There are also “Native” Android apps, often games, that run without using the Dalvik VM for performance purposes. This segmented native/virtual rift further complicates Google's efforts to make Android a truly 64-bit environment, even if it were interested in doing so.
Getting both native and VM apps to work in 64-bit while maintaining 32-bit compatibility for both types of existing software will involve memory management issues of its own, for a platform that already requires more RAM than iOS to work acceptably.
Delivering such a technically involved transition to 64-bit would also come as Google itself is turning its attention to Chrome, rather than doubling down on Andy Rubin's Android-centric strategy, which so far has primarily amassed significant legal problems related to its cavalier approach to intellectual property and built the company a fan base of users who don't like to pay for things, and in particular, software.

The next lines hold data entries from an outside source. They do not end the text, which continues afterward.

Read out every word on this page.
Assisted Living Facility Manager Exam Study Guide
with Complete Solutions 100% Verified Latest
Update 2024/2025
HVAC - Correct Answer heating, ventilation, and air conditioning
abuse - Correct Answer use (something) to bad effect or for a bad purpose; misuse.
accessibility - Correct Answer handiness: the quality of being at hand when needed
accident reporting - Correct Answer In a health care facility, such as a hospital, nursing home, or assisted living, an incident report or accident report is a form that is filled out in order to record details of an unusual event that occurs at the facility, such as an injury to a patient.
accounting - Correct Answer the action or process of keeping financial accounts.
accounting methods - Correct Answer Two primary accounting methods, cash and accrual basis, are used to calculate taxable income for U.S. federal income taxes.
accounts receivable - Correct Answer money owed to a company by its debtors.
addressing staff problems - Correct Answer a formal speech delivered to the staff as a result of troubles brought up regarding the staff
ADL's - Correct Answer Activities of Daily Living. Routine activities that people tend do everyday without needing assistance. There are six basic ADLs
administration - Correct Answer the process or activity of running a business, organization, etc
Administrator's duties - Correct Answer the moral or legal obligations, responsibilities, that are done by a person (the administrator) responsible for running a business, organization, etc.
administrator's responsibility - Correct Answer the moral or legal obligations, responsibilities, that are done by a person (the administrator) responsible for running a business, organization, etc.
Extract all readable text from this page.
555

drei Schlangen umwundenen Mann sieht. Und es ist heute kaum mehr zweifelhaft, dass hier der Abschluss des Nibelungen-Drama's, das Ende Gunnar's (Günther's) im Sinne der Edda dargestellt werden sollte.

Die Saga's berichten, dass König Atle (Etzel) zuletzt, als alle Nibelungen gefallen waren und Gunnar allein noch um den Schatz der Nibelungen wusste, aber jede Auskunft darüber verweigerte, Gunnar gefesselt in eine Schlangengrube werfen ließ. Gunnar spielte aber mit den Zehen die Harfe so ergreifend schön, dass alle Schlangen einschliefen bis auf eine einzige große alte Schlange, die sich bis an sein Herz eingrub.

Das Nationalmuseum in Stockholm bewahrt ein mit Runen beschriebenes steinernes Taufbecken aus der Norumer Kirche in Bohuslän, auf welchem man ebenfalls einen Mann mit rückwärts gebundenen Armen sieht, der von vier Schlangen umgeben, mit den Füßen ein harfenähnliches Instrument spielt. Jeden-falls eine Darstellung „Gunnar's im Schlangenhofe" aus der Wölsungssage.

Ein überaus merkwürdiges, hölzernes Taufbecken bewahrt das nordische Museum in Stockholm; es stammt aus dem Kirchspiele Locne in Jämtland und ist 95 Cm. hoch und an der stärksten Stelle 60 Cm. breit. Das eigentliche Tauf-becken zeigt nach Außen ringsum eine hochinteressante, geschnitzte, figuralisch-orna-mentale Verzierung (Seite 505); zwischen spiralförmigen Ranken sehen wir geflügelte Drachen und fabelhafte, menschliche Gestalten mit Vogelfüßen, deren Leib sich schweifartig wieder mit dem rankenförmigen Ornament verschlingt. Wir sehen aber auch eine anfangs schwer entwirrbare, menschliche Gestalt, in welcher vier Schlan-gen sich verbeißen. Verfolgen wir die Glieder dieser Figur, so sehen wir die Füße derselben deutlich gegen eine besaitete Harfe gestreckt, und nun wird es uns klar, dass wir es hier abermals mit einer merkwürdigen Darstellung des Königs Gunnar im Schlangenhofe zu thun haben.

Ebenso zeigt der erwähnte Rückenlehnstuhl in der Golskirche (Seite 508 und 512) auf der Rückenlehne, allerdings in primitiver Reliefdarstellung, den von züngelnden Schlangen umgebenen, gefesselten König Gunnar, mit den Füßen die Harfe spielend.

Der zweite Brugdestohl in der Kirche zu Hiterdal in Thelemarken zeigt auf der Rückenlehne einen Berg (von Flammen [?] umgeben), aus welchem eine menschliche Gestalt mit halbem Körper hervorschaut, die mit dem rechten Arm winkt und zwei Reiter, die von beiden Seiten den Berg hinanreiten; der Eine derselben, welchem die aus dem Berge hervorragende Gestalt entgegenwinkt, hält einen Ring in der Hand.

There's also another complication involved in Android moving to 64-bit apps. A key problem for Android as a platform is that developers are not actually exercising it. It's not a premier platform for novel, interesting apps. Additionally, developers aren't even taking serious advantage of existing Android 3.x/4.x features, in large part because the largest fraction of the Android installed base is still suck on Android 2.x.
How many years would it take for a new 64-bit edition of Android to accumulate even a tenth of the platform's userbase, given that the majority of phones sold by Samsung and other licensees are low end devices?
In any event, it appears that Apple will enjoy a year or two exclusive in selling a 64-bit iPhone and (assuredly) iPad, and be able to transition its library of App Store apps to 64-bit savvy long before any 64-bit alternatives reach even the bleeding edge of adoption on any other mobile platform.